The invention relates to a process and an apparatus for continuous production of nonwovens, particularly mineral wool nonwovens.
In the production of mineral wool nonwovens, e.g. from rock wool or glass wool, not only is the fiberisation process of importance, but also the formation of the nonwoven fabric as such constitutes an important process step. It is customary in this respect for a fibre/gas/air mixture produced by a fiberisation unit to be introduced into a box-like so-called chute to separate the fibres, which chute usually features at the bottom an accumulating conveyor acting as a type of filter screen which is constructed in the form of a gas-permeable, rotating, plane conveyor belt. Under the conveyor belt is located an extraction device which generates a certain partial vacuum. In addition, drum-shaped accumulating conveyors with curved suction surfaces are also known from, for example, German patent specification DE-PS 39 21 399.
If the fibre/gas/air mixture--which can also contain a binder--impinges on the accumulating conveyor, the gas/air mixture is sucked through to below the accumulating conveyor acting as a filter, and the fibres are retained on the conveyor in the form of a nonwoven fabric.

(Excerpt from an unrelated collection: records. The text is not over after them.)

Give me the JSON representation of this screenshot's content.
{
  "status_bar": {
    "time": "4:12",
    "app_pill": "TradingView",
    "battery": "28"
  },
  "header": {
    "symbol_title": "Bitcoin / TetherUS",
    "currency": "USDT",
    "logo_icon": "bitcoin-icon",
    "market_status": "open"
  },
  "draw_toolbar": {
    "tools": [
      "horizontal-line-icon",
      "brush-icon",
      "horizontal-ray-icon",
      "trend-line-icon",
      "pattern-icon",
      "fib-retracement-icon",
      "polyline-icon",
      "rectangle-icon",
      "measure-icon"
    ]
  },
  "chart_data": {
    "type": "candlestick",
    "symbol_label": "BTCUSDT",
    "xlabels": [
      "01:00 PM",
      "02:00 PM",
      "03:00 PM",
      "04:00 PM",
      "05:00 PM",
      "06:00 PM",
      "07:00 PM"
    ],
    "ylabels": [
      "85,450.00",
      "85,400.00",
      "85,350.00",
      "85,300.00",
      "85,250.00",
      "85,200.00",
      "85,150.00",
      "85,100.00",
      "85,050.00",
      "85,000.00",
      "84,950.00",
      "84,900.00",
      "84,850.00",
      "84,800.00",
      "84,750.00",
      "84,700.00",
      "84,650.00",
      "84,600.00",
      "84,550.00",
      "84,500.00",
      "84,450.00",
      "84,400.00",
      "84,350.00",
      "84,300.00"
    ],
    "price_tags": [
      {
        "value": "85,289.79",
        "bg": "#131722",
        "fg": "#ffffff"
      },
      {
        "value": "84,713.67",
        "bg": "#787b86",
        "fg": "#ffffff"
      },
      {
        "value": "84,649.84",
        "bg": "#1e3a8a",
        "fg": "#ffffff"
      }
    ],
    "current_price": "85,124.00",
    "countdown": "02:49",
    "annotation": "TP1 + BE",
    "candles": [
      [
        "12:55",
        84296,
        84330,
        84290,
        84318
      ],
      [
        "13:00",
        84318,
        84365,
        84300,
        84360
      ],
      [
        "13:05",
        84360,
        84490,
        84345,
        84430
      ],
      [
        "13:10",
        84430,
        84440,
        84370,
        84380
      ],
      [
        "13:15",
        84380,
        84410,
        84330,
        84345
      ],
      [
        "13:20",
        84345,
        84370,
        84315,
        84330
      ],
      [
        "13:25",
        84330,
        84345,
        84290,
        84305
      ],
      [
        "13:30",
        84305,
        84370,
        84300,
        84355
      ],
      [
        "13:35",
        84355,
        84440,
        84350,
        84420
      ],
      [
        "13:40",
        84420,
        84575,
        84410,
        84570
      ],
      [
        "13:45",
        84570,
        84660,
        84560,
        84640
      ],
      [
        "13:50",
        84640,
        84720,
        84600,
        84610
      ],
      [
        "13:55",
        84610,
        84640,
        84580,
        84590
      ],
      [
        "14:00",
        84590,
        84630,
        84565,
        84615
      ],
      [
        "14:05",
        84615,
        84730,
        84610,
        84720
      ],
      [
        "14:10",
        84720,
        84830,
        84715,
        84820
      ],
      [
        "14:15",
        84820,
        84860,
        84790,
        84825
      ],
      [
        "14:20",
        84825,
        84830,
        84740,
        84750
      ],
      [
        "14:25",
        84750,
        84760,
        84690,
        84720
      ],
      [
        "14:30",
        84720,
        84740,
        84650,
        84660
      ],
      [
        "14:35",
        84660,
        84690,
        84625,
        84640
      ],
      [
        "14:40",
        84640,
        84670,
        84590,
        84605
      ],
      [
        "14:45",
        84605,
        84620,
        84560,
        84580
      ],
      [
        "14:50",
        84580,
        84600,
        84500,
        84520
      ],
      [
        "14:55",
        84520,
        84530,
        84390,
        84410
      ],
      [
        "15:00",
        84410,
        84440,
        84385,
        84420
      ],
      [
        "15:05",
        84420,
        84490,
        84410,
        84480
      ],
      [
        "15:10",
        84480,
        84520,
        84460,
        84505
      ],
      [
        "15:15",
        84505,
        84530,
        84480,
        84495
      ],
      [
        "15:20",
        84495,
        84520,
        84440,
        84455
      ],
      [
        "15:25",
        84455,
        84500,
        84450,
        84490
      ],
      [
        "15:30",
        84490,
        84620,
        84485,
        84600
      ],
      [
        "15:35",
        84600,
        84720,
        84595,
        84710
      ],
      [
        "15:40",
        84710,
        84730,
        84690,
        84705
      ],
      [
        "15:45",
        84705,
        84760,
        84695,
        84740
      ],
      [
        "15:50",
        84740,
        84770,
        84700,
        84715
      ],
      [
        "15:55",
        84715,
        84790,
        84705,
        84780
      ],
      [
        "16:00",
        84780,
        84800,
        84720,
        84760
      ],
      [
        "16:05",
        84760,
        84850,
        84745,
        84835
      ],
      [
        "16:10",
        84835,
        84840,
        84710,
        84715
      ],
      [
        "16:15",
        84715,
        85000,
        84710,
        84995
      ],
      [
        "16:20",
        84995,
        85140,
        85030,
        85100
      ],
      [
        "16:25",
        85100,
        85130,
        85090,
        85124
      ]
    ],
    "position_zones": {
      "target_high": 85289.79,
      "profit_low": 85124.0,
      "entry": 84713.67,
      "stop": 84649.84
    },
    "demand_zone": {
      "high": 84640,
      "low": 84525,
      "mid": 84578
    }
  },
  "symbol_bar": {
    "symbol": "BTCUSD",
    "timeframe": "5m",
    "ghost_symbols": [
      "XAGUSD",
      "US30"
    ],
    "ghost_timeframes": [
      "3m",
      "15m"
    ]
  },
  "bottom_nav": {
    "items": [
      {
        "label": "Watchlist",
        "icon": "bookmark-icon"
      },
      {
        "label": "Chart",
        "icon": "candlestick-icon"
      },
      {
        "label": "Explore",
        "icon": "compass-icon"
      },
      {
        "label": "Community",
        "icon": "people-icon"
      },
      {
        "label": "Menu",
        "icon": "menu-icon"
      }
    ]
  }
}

In the known process for nonwoven fabric production, there are generally a plurality of adjacently arranged fiberisation units which produce fibre flows in a manner familiar to a person knowledgeable in the art. For the sake of simplicity, the term "fibre flow" or "fibre stream" used in the following shall refer to the flow bundle comprising fibres, process air, and binder where appropriate, with the term "process air" also covering the propellant gas required in order to draw out the fibres, the secondary air entrained during fiberisation, and any false air which may be sucked into the process for the purpose of cooling following fibre drawing.
Into the space bounded by the accumulating conveyor and the side walls of the chute, are thus introduced from the top fibre flows arranged in the form of adjacent core streams which carry fibres which are in the process of production or which have just been produced. In order to facilitate a directed flow and orderly deposition of the fibres as a nonwoven fabric on the accumulating conveyor, it is therefore necessary to extract the introduced process air from below the accumulating conveyor. By this means, one obtains in the chute a vertical stream of the fibre flows, from which the fibre content is trapped at the accumulating conveyor, as if at a filter, to form a nonwoven fabric which is then conveyed away while the process air continues to flow to extraction devices.
The extraction process under and in the accumulating conveyor presents certain difficulties as extraction has to be performed through the forming wool nonwoven, so that at the beginning of nonwoven formation there is, of necessity, less flow resistance while after partially completed nonwoven formation, a greater level of flow resistance has to be overcome. Directly above the nonwoven formation zone, therefore, a non-uniform flow pattern prevails owing to the spatially differing thicknesses of the nonwoven fabric lying below.
At the entry end of the chute, i.e. above the nonwoven formation zone, the fibre flow pattern is made up of a plurality of core streams, with each core stream initially being readily assignable to an individual fiberisation unit. The core streams which occur immediately below the fiberisation units, which core streams exhibit the energy of the propellant gas flows injected for fibre production and as a result of their elevated velocity represent regions of reduced static pressure, are located in relatively close mutual vicinity and exert a mutual suction effect which can lead to unstable oscillating flows in the individual core streams or in the fibre flow as a whole. The overall result is that, above the accumulating conveyor, there is a heterogeneous, spatially and temporally unstable flow pattern which, although in snapshot terms can be regarded as a downward flow, nevertheless exhibits locally a plurality of different flow components acting in the most varied of directions. The minutest changes in a boundary condition lead in this chaotic flow system to changes in the flow pattern which are difficult to control from the outside, which changes, in turn, adversely affect the degree of uniformity with which the nonwoven is formed and which are therefore undesirable.
In the boundary zone in particular around the fibre flows, fibres exhibiting rapid upward movements can also be observed. These upward streams in the boundary zone of the fibre flows are attributable to the fact that, as a rule, only a certain portion of the process air flowing in from above is completely extracted, while another portion at the side of the actual fibre flows is pushed upward again, or is sucked upward by partial vacuum zones in the region of the injected drawing gas flows. These air streams exhibit high flow velocities in an upward direction and entrain fibres in an upward direction to the area of fiberisation. In the case of fibre production by the blast drawing process, for example, suction of already solidified fibres into the nozzle slot together with the secondary air can lead to massive disruptions to production. In addition, the transport of already solidified fibres into the region of binder injection which, in the blast drawing process, is usually located at the entry zone of the chute, can lead to these fibre elements once again coming into contact with binder and then adhering to the chute wall or falling onto the nonwoven fabric as fibres with an excessive accumulation of binder, for example in the form of highly undesirable lumps.
In order to achieve orderly fibre deposition under these conditions, it is necessary to perform a plurality of fine adjustments for a given production process, so as to optimise, by trial and error, the fibre deposition conditions. Any change in the production conditions leads to the requirement that new fine adjustment be performed.